La consolidation passe également par des propositions qui facilitent la vie des consommateurs, qui ne souhaitent pas avoir une application distincte pour chaque objet connecté de la maison. Egalement présent au CES, Leroy-Merlin a annoncé le lancement en mars 2017 de l’application Enki, qui promet de gérer déjà les produits de 15 marques (en attendant d’autres partenaires), et de créer des scénarios d’actions combinées. De la même manière, La Poste était une nouvelle fois présente à Las Vegas pour soutenir son hub numérique présenté en 2015, soutenu par le programme French IoT (Internet of Things, pour Internet des objets), auquel prennent part des entreprises comme Legrand. L’application permet de gérer toute une série d’objets connectés, dont ceux liés à la domotique. De son côté, Withings, autre pépite française, a présenté Home Plus, une nouvelle version de sa caméra de surveillance connectée, désormais compatible avec Home Kit, l’application d’Apple consacrée à la maison connectée… une autre manière de s’ouvrir au plus grand nombre de clients.
Gestion d’immeubles et de la ville
Tandis que se confirme l’intérêt des grands groupes pour la maison connectée, se dessine parallèlement une étape d’ampleur plus grande encore : la duplication de ces technologies à la gestion des immeubles et au-delà à la ville. En témoigne la présence d’Engie au CES pour la deuxième année consécutive, qui a emmené avec lui plusieurs partenaires (comme Leroy Merlin) ou des start-up intéressées par la maison connectée. Ainsi Frizbiz propose des services de proximité pour faciliter l’installation à domicile d’objets connectés.
De son côté, Connit a proposé ses services à 15 000 et bientôt 30 000 foyers dans le pays de Gex dans l’Ain, pour valoriser le service rendu par les compteurs d’eau connectés (prévenir les dépassements de consommation ou les possibles fuites). Il a aussi développé une solution pour prévenir les cas de légionellose en s’assurant du maintien des canalisations d’eau à la bonne température pour combattre la bactérie. Engie teste également un dispositif d’objets connectés dans les écoles de Paris pour réduire la consommation d’énergie en régulant le chauffage en fonction de la fréquentation de chaque salle de classe, avec des réductions de coût de 20 % à 25 %.

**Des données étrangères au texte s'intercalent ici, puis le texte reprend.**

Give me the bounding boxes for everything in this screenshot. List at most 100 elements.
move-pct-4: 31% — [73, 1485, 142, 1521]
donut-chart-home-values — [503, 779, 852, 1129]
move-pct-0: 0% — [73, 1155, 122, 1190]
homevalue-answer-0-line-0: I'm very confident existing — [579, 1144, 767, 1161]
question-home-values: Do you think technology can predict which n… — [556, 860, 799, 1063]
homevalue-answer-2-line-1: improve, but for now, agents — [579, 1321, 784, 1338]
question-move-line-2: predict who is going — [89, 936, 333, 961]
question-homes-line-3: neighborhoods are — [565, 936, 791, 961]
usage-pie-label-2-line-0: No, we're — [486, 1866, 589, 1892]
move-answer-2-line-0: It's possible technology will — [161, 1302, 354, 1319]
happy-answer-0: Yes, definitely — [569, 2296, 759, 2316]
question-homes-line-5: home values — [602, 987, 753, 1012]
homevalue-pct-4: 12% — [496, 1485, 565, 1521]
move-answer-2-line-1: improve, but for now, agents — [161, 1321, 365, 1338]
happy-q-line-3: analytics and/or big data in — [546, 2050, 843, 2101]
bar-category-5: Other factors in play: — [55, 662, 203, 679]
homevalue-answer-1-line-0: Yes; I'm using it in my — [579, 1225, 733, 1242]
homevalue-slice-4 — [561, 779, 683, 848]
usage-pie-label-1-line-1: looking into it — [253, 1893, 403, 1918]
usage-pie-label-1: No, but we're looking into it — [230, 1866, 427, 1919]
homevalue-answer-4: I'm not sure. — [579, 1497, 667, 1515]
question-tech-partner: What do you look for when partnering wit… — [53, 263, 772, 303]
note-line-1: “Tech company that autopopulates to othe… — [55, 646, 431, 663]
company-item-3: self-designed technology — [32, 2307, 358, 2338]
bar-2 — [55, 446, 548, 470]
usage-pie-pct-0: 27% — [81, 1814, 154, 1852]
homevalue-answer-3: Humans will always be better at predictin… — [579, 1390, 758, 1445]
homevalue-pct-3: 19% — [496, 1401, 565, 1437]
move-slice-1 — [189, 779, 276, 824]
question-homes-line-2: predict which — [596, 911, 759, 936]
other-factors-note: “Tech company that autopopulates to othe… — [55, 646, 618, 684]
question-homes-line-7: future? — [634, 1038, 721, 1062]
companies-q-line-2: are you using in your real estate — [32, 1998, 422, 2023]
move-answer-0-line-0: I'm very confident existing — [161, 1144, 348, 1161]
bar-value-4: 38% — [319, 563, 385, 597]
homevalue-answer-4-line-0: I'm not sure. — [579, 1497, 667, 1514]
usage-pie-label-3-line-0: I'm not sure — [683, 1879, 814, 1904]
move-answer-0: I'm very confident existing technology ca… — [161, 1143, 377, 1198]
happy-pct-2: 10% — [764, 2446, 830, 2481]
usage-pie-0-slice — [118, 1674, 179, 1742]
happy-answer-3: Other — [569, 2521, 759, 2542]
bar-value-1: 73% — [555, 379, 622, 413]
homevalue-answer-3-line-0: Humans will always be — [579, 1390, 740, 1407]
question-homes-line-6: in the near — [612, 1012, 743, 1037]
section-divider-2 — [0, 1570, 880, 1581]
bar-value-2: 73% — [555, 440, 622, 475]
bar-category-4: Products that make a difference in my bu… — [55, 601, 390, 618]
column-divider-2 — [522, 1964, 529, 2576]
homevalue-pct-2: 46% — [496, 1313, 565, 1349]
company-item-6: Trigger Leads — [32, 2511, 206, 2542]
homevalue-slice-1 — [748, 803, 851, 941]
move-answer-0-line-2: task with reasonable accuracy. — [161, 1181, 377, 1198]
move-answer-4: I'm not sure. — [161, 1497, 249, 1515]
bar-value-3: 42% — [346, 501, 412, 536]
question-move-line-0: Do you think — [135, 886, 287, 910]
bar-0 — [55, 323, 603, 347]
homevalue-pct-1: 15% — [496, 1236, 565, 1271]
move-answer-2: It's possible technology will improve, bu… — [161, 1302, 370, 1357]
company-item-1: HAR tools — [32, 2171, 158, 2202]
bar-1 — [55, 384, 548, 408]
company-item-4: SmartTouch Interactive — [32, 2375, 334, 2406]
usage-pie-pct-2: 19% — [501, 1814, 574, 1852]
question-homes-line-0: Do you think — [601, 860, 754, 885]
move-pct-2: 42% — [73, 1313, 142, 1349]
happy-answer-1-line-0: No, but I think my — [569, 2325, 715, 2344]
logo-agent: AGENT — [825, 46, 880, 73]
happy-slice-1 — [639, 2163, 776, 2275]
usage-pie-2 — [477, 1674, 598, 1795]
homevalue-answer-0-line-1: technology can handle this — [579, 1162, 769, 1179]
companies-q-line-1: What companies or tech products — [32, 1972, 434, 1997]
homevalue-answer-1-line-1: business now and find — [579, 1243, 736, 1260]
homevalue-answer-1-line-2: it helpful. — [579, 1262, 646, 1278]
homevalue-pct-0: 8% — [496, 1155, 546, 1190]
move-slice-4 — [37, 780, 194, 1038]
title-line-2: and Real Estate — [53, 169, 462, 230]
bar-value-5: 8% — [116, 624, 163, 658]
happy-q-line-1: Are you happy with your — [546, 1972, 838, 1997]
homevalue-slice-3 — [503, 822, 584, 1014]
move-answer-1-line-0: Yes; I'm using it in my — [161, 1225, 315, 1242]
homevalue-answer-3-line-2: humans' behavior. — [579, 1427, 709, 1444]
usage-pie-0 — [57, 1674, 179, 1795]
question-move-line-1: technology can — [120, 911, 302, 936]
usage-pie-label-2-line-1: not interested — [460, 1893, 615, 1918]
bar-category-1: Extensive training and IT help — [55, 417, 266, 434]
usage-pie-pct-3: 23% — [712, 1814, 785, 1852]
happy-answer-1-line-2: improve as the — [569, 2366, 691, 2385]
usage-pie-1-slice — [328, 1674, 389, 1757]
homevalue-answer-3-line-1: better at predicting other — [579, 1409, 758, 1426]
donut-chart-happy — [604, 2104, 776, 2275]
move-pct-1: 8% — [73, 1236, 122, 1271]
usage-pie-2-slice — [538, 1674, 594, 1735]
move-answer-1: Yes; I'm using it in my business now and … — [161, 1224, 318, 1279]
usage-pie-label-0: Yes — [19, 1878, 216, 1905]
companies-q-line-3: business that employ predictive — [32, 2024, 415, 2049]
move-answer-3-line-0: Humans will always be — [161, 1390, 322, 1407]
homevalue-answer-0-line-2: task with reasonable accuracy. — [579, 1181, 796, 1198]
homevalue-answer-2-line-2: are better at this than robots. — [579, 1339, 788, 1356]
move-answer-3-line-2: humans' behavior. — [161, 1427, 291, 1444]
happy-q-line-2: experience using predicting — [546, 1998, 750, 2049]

Gestionnaire d’immeubles au sein desquels il propose de garantir la performance énergétique, mais également interlocuteur régulier des collectivités locales, Engie assoit ainsi progressivement son expertise dans les objets connectés en multipliant les partenariats avec des start-up présentes sur le secteur, pour proposer un service toujours plus étendu.
En 2015, le marché de la maison connectée a généré 46,97 milliards de dollars de chiffre d’affaires (44,59 milliards d’euros) à travers le monde et devrait atteindre 121 milliards de dollars en 2022, selon des chiffres de Marketsandmarkets et de Statista.